回答by Wiktor Stribi?ew

The already posted regex solutions - \((.*?)\)and \(([^\)]+)\)- do not return the innermoststrings between an open and close brackets. If a string is Text (abc(xyz 123)they bothreturna (abc(xyz 123)as a whole match, and not (xyz 123).

已经发布的正则表达式解决方案 -\((.*?)\)并且\(([^\)]+)\)- 不返回括号和右括号之间的最里面的字符串。
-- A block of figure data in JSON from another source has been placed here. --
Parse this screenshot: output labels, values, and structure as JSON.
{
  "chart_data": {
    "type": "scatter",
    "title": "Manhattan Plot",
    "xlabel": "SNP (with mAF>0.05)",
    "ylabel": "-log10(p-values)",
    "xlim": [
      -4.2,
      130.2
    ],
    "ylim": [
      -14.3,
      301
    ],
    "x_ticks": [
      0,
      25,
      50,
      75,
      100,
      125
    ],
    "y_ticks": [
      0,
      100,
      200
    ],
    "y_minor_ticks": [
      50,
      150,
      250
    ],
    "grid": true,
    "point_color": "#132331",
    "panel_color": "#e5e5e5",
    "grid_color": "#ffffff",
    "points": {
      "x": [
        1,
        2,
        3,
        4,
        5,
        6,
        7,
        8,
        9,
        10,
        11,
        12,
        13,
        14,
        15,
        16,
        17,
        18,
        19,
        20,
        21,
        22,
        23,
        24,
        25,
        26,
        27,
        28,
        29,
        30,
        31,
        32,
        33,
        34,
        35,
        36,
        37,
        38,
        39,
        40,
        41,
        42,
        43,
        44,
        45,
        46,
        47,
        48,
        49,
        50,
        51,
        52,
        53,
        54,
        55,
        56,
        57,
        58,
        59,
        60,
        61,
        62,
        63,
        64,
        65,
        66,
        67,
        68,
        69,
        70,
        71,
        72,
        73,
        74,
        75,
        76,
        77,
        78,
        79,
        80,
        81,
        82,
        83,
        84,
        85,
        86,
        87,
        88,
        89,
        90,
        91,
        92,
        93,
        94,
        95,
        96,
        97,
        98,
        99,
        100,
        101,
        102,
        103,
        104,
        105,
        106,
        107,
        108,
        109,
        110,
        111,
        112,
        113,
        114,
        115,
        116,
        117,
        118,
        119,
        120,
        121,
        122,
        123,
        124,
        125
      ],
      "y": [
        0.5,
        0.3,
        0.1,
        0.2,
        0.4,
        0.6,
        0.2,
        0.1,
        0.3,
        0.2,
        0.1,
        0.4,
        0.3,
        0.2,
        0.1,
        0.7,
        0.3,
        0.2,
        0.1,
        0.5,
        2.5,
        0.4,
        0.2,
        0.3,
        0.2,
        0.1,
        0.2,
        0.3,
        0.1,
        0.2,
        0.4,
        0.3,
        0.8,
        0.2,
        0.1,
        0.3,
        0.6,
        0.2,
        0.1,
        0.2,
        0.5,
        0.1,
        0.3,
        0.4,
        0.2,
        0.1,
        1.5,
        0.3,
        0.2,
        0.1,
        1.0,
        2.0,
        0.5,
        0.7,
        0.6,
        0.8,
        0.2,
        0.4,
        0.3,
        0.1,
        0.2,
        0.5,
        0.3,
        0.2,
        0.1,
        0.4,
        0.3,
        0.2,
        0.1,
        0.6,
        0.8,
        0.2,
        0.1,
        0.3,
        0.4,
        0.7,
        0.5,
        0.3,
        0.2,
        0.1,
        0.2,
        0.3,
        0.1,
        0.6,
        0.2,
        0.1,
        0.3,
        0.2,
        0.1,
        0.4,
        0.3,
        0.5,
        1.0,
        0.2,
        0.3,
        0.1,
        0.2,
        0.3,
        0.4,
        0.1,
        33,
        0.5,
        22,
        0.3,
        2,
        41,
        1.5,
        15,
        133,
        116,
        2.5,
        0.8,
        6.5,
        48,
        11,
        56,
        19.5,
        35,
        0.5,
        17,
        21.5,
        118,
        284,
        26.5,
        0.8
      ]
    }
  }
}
如果一个字符串是Text (abc(xyz 123)他们返回一个(abc(xyz 123)作为一个完整的匹配,而不是(xyz 123)

The pattern that matches substrings (use with preg_matchto fetch the first and preg_match_allto fetch all occurrences) in parentheses without other open and close parentheses in between is, if the match should include parentheses:

匹配括号中的子字符串(用于preg_match获取第一个和preg_match_all获取所有出现的)的模式,中间没有其他左括号和右括号,如果匹配应该包含括号:

\([^()]*\)

Or, you want to get values without parentheses:

或者,您想获得不带括号的值:

\(([^()]*)\)        // get Group 1 values after a successful call to preg_match_all, see code below
\(\K[^()]*(?=\))    // this and the one below get the values without parentheses as whole matches 
(?<=\()[^()]*(?=\)) // less efficient, not recommended

Replace *with +if there must be at least 1 char between (and ).

更换*+,如果必须有至少1字符之间()

Details:

详情

  • \(- an opening round bracket (must be escaped to denote a literal parenthesis as it is used outside a character class)
  • [^()]*- zero or morecharacters other than (and )(note these (and )do not have to be escaped inside a character class as inside it, (and )cannot be used to specify a grouping and are treated as literal parentheses)
  • \)- a closing round bracket (must be escaped to denote a literal parenthesis as it is used outside a character class).
  • \(- 一个左圆括号(必须转义以表示文字括号,因为它在字符类之外使用)
  • [^()]*-除and之外的零个或多个字符(注意这些,不必像在字符类内部那样在字符类内部转义,并且不能用于指定分组并被视为文字括号)()()()
  • \)- 结束圆括号(必须转义以表示文字括号,因为它在字符类之外使用)。

The \(\Kpart in an alternative regex matches (and omits from the match value (with the \Kmatch reset operator). (?<=\()is a positive lookbehind that requires a (to appear immediately to the left of the current location, but the (is not added to the match value since lookbehind (lookaround) patterns are not consuming. (?=\()is a positive lookahead that requires a )char to appear immediately to the right of the current location.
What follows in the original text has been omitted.